The municipality's arms might in English heraldic language be described thus: Gules a bend wavy between in dexter base a wheel spoked of six and in sinister chief a chapel, all argent.

The wavy bend (slanted stripe) symbolizes the long Hoxbach and Gaulsbach valley, on which the village lies. The charge on the sinister (armsbearer's left, viewer's right) side, the chapel, is the village church, which was built towards the end of the 15th century, expanded in the 16th century and renovated in 1954. Even today, both the Evangelical and the Catholic communities have rights to this house of worship. The other charge, the Wheel of Mainz on the dexter (armsbearer's right, viewer's left) side, was taken from Monzingen’s arms, as Langenthal, first mentioned in 1322, shared a common municipal area with Monzingen until the 17th century and thereby had much the same history as its neighbour.

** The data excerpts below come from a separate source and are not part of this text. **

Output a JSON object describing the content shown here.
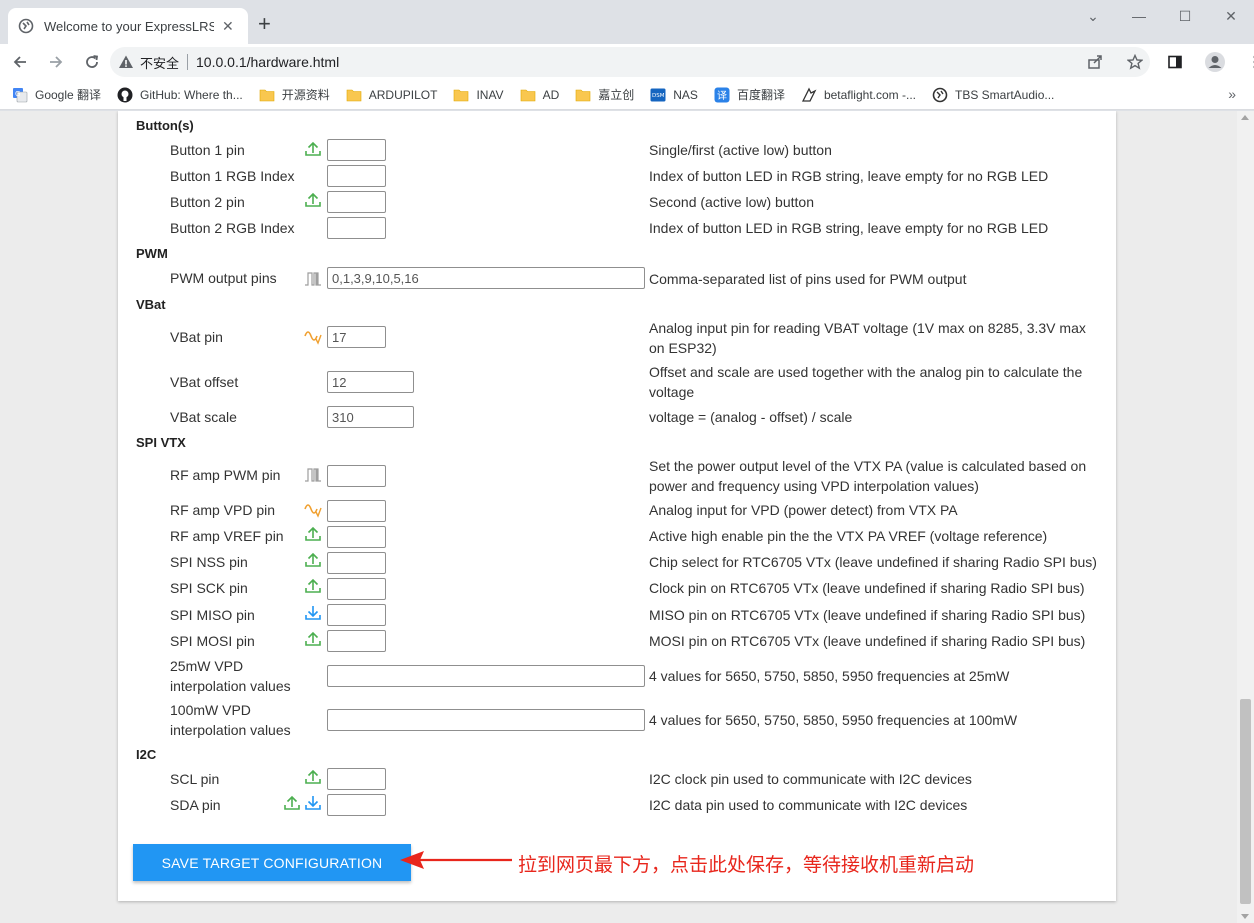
{
  "browser": {
    "tab_title": "Welcome to your ExpressLRS S",
    "insecure_label": "不安全",
    "url": "10.0.0.1/hardware.html",
    "bookmarks": [
      {
        "label": "Google 翻译",
        "icon": "google-translate-icon"
      },
      {
        "label": "GitHub: Where th...",
        "icon": "github-icon"
      },
      {
        "label": "开源资料",
        "icon": "folder-icon"
      },
      {
        "label": "ARDUPILOT",
        "icon": "folder-icon"
      },
      {
        "label": "INAV",
        "icon": "folder-icon"
      },
      {
        "label": "AD",
        "icon": "folder-icon"
      },
      {
        "label": "嘉立创",
        "icon": "folder-icon"
      },
      {
        "label": "NAS",
        "icon": "dsm-icon"
      },
      {
        "label": "百度翻译",
        "icon": "baidu-translate-icon"
      },
      {
        "label": "betaflight.com -...",
        "icon": "betaflight-icon"
      },
      {
        "label": "TBS SmartAudio...",
        "icon": "tbs-icon"
      }
    ],
    "more_label": "»"
  },
  "sections": {
    "buttons": "Button(s)",
    "pwm": "PWM",
    "vbat": "VBat",
    "spivtx": "SPI VTX",
    "i2c": "I2C"
  },
  "rows": {
    "btn1_pin": {
      "label": "Button 1 pin",
      "value": "",
      "desc": "Single/first (active low) button"
    },
    "btn1_rgb": {
      "label": "Button 1 RGB Index",
      "value": "",
      "desc": "Index of button LED in RGB string, leave empty for no RGB LED"
    },
    "btn2_pin": {
      "label": "Button 2 pin",
      "value": "",
      "desc": "Second (active low) button"
    },
    "btn2_rgb": {
      "label": "Button 2 RGB Index",
      "value": "",
      "desc": "Index of button LED in RGB string, leave empty for no RGB LED"
    },
    "pwm_pins": {
      "label": "PWM output pins",
      "value": "0,1,3,9,10,5,16",
      "desc": "Comma-separated list of pins used for PWM output"
    },
    "vbat_pin": {
      "label": "VBat pin",
      "value": "17",
      "desc": "Analog input pin for reading VBAT voltage (1V max on 8285, 3.3V max on ESP32)"
    },
    "vbat_offset": {
      "label": "VBat offset",
      "value": "12",
      "desc": "Offset and scale are used together with the analog pin to calculate the voltage"
    },
    "vbat_scale": {
      "label": "VBat scale",
      "value": "310",
      "desc": "voltage = (analog - offset) / scale"
    },
    "rf_pwm": {
      "label": "RF amp PWM pin",
      "value": "",
      "desc": "Set the power output level of the VTX PA (value is calculated based on power and frequency using VPD interpolation values)"
    },
    "rf_vpd": {
      "label": "RF amp VPD pin",
      "value": "",
      "desc": "Analog input for VPD (power detect) from VTX PA"
    },
    "rf_vref": {
      "label": "RF amp VREF pin",
      "value": "",
      "desc": "Active high enable pin the the VTX PA VREF (voltage reference)"
    },
    "spi_nss": {
      "label": "SPI NSS pin",
      "value": "",
      "desc": "Chip select for RTC6705 VTx (leave undefined if sharing Radio SPI bus)"
    },
    "spi_sck": {
      "label": "SPI SCK pin",
      "value": "",
      "desc": "Clock pin on RTC6705 VTx (leave undefined if sharing Radio SPI bus)"
    },
    "spi_miso": {
      "label": "SPI MISO pin",
      "value": "",
      "desc": "MISO pin on RTC6705 VTx (leave undefined if sharing Radio SPI bus)"
    },
    "spi_mosi": {
      "label": "SPI MOSI pin",
      "value": "",
      "desc": "MOSI pin on RTC6705 VTx (leave undefined if sharing Radio SPI bus)"
    },
    "vpd25": {
      "label": "25mW VPD interpolation values",
      "value": "",
      "desc": "4 values for 5650, 5750, 5850, 5950 frequencies at 25mW"
    },
    "vpd100": {
      "label": "100mW VPD interpolation values",
      "value": "",
      "desc": "4 values for 5650, 5750, 5850, 5950 frequencies at 100mW"
    },
    "scl": {
      "label": "SCL pin",
      "value": "",
      "desc": "I2C clock pin used to communicate with I2C devices"
    },
    "sda": {
      "label": "SDA pin",
      "value": "",
      "desc": "I2C data pin used to communicate with I2C devices"
    }
  },
  "save_button": "SAVE TARGET CONFIGURATION",
  "annotation": "拉到网页最下方，点击此处保存，等待接收机重新启动",
  "colors": {
    "output_icon": "#4caf50",
    "input_icon": "#2196f3",
    "analog_icon": "#f0a030",
    "pwm_icon": "#9e9e9e",
    "button": "#2196f3",
    "annotation": "#e8261c"
  }
}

==Culture and sightseeing==

===Buildings===
The following are listed buildings or sites in Rhineland-Palatinate’s Directory of Cultural Monuments:
- Evangelical church, Hauptstraße 22 – Late Gothic aisleless church, late 15th and early 16th centuries
- Near Hauptstraße 4 – Baroque house (with ground-floor stable?), partly timber-frame, possibly from about 1700
- Hauptstraße 12 – estate complex along the street, 18th or 19th century; one-floor house with ground-floor stable, partly timber-frame, barn, partly timber-frame

==Economy and infrastructure==

===Transport===
Running to the south is Bundesstraße 41. Serving neighbouring Monzingen is a railway station on the Nahe Valley Railway (Bingen–Saarbrücken). There is a bus service linking Langenthal to Monzingen.